Something broke within her and she felt tears stream down her cheeks. “Oh, my darling,” she said. “Oh, lie still, lie perfectly still. Don’t move. I want to do this for you.”

And she tightened around him, tightened and relaxed, tightened and relaxed, milking him, milking him, until at last he let out a great cry and emptied himself into her.

“If I’d had any idea what it would do for my sex life,” he said, “I’d have quit smoking years ago.”

“It must be the patch.”

“Jesus, no wonder you need a prescription.”

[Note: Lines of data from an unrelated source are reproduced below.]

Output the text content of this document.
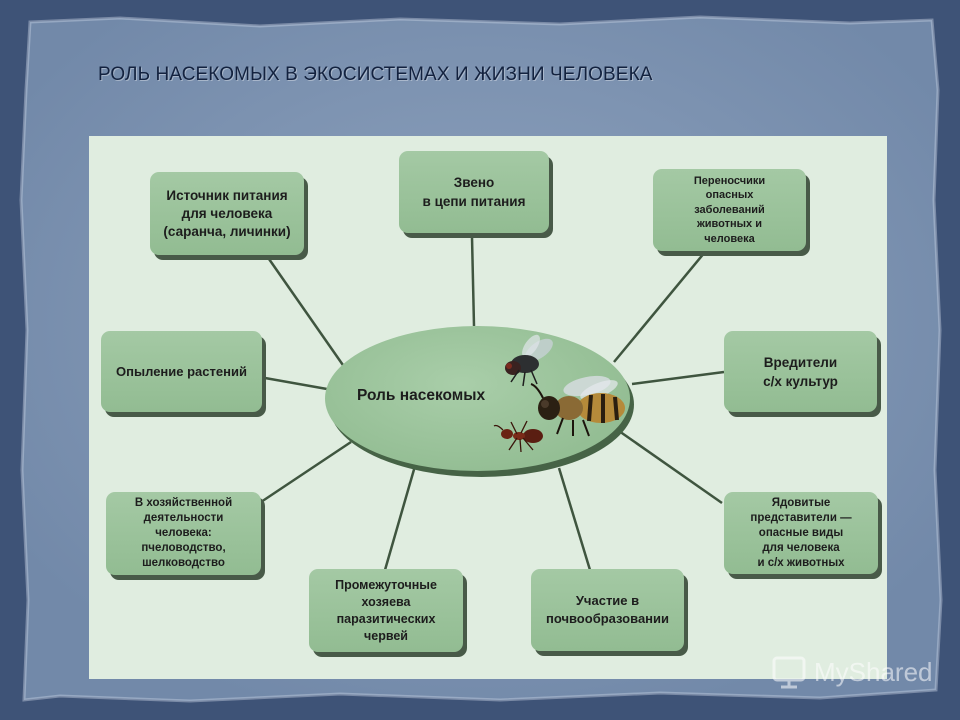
РОЛЬ НАСЕКОМЫХ В ЭКОСИСТЕМАХ И ЖИЗНИ ЧЕЛОВЕКА
Источник питания
для человека
(саранча, личинки)
Звено
в цепи питания
Переносчики
опасных
заболеваний
животных и
человека
Опыление растений
Вредители
с/х культур
В хозяйственной
деятельности
человека:
пчеловодство,
шелководство
Ядовитые
представители —
опасные виды
для человека
и с/х животных
Промежуточные
хозяева
паразитических
червей
Участие в
почвообразовании
Роль насекомых
MyShared
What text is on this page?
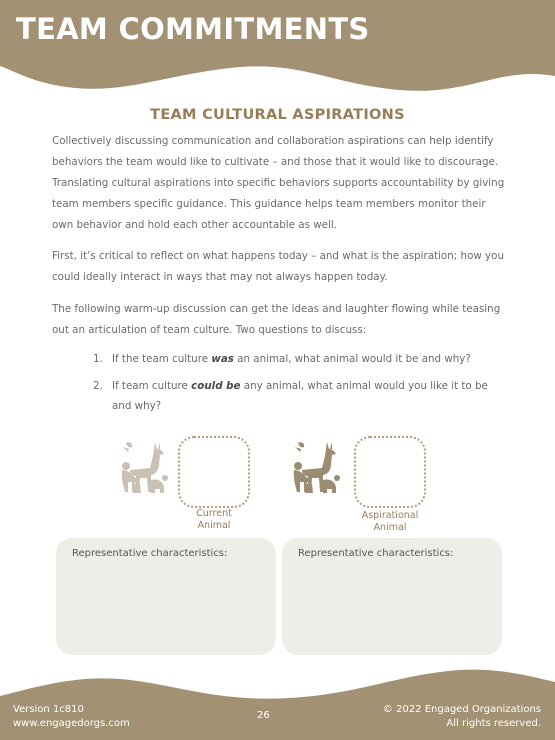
TEAM COMMITMENTS
TEAM CULTURAL ASPIRATIONS
Collectively discussing communication and collaboration aspirations can help identify behaviors the team would like to cultivate – and those that it would like to discourage. Translating cultural aspirations into specific behaviors supports accountability by giving team members specific guidance. This guidance helps team members monitor their own behavior and hold each other accountable as well.
First, it’s critical to reflect on what happens today – and what is the aspiration; how you could ideally interact in ways that may not always happen today.
The following warm-up discussion can get the ideas and laughter flowing while teasing out an articulation of team culture. Two questions to discuss:
1. If the team culture was an animal, what animal would it be and why?
2. If team culture could be any animal, what animal would you like it to be and why?
Current
Animal
Aspirational
Animal
Representative characteristics:	Representative characteristics:
Version 1c810
www.engagedorgs.com
26
© 2022 Engaged Organizations
All rights reserved.
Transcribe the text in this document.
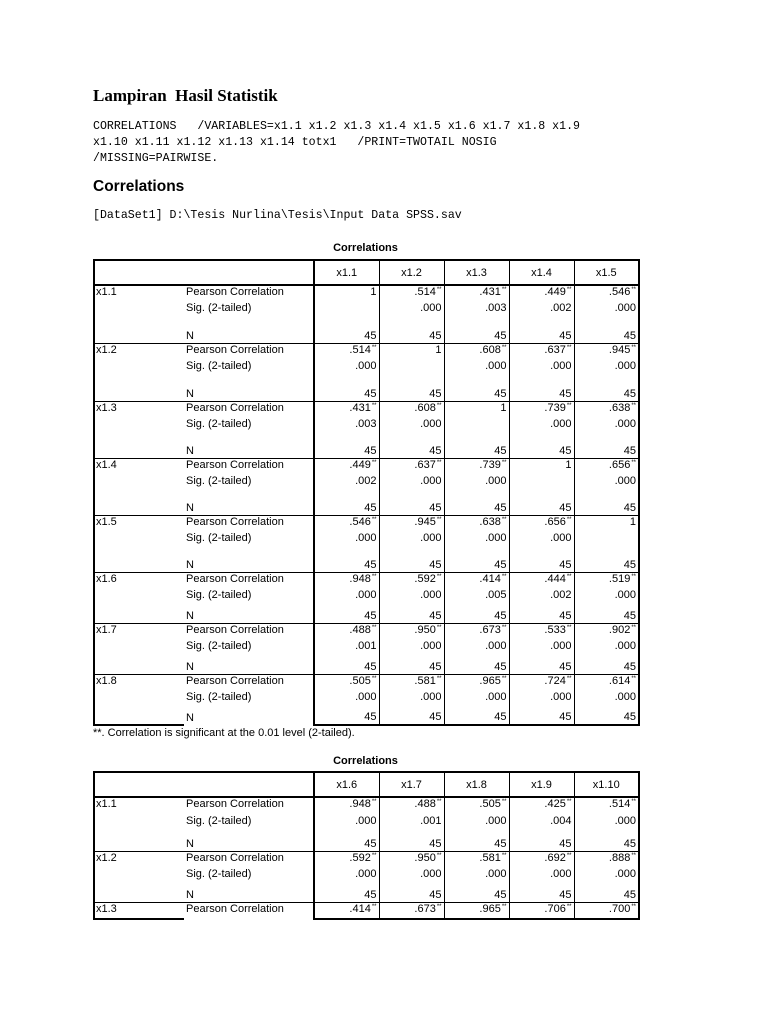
Lampiran  Hasil Statistik
CORRELATIONS   /VARIABLES=x1.1 x1.2 x1.3 x1.4 x1.5 x1.6 x1.7 x1.8 x1.9
x1.10 x1.11 x1.12 x1.13 x1.14 totx1   /PRINT=TWOTAIL NOSIG
/MISSING=PAIRWISE.
Correlations
[DataSet1] D:\Tesis Nurlina\Tesis\Input Data SPSS.sav
Correlations
		x1.1	x1.2	x1.3	x1.4	x1.5
x1.1	Pearson Correlation	1	.514**	.431**	.449**	.546**
	Sig. (2-tailed)		.000	.003	.002	.000
	N	45	45	45	45	45
x1.2	Pearson Correlation	.514**	1	.608**	.637**	.945**
	Sig. (2-tailed)	.000		.000	.000	.000
	N	45	45	45	45	45
x1.3	Pearson Correlation	.431**	.608**	1	.739**	.638**
	Sig. (2-tailed)	.003	.000		.000	.000
	N	45	45	45	45	45
x1.4	Pearson Correlation	.449**	.637**	.739**	1	.656**
	Sig. (2-tailed)	.002	.000	.000		.000
	N	45	45	45	45	45
x1.5	Pearson Correlation	.546**	.945**	.638**	.656**	1
	Sig. (2-tailed)	.000	.000	.000	.000	
	N	45	45	45	45	45
x1.6	Pearson Correlation	.948**	.592**	.414**	.444**	.519**
	Sig. (2-tailed)	.000	.000	.005	.002	.000
	N	45	45	45	45	45
x1.7	Pearson Correlation	.488**	.950**	.673**	.533**	.902**
	Sig. (2-tailed)	.001	.000	.000	.000	.000
	N	45	45	45	45	45
x1.8	Pearson Correlation	.505**	.581**	.965**	.724**	.614**
	Sig. (2-tailed)	.000	.000	.000	.000	.000
	N	45	45	45	45	45
Correlations
		x1.6	x1.7	x1.8	x1.9	x1.10
x1.1	Pearson Correlation	.948**	.488**	.505**	.425**	.514**
	Sig. (2-tailed)	.000	.001	.000	.004	.000
	N	45	45	45	45	45
x1.2	Pearson Correlation	.592**	.950**	.581**	.692**	.888**
	Sig. (2-tailed)	.000	.000	.000	.000	.000
	N	45	45	45	45	45
x1.3	Pearson Correlation	.414**	.673**	.965**	.706**	.700**

**. Correlation is significant at the 0.01 level (2-tailed).
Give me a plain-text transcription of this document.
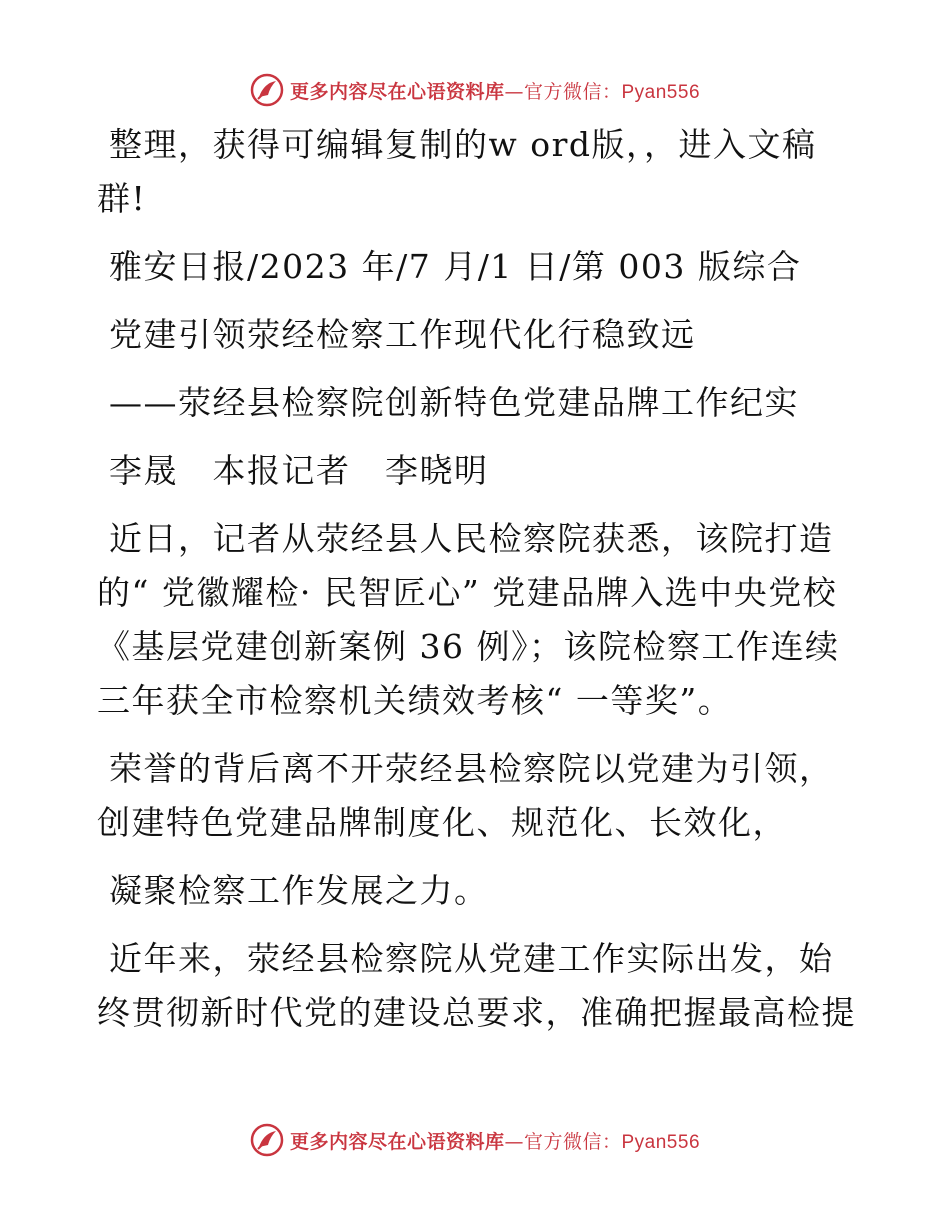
更多内容尽在心语资料库—官方微信：Pyan556

整理，获得可编辑复制的w ord版，，进入文稿群!

雅安日报/2023 年/7 月/1 日/第 003 版综合

党建引领荥经检察工作现代化行稳致远

——荥经县检察院创新特色党建品牌工作纪实

李晟　本报记者　李晓明

近日，记者从荥经县人民检察院获悉，该院打造的“ 党徽耀检· 民智匠心” 党建品牌入选中央党校《基层党建创新案例 36 例》；该院检察工作连续三年获全市检察机关绩效考核“ 一等奖”。

荣誉的背后离不开荥经县检察院以党建为引领，创建特色党建品牌制度化、规范化、长效化，

凝聚检察工作发展之力。

近年来，荥经县检察院从党建工作实际出发，始终贯彻新时代党的建设总要求，准确把握最高检提

更多内容尽在心语资料库—官方微信：Pyan556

Showers, cups of tea. She was holding one of his books, Nothing but Blue Skies, studying the dust jacket photo. She asked when he’d shaved the beard.

“The night we met.”

“Seriously?”

“I was trimming it,” he said, “and that’s hard to do when you’re in a hurry. And I thought, oh, the hell with it, and the next thing I knew it was gone. I didn’t intend it to be symbolic, not consciously, anyway. But I must have, because I’d had it for years, and out of nowhere I’d just landed this ridiculously huge contract, and zip, no beard. If you want I’ll grow it back.”

“It’s a handsome beard,” she said, “but don’t grow it back. I like being able to see your face. What you said before, that sex was my art. That may be the most beautiful thing anybody ever said to me. It made me cry.”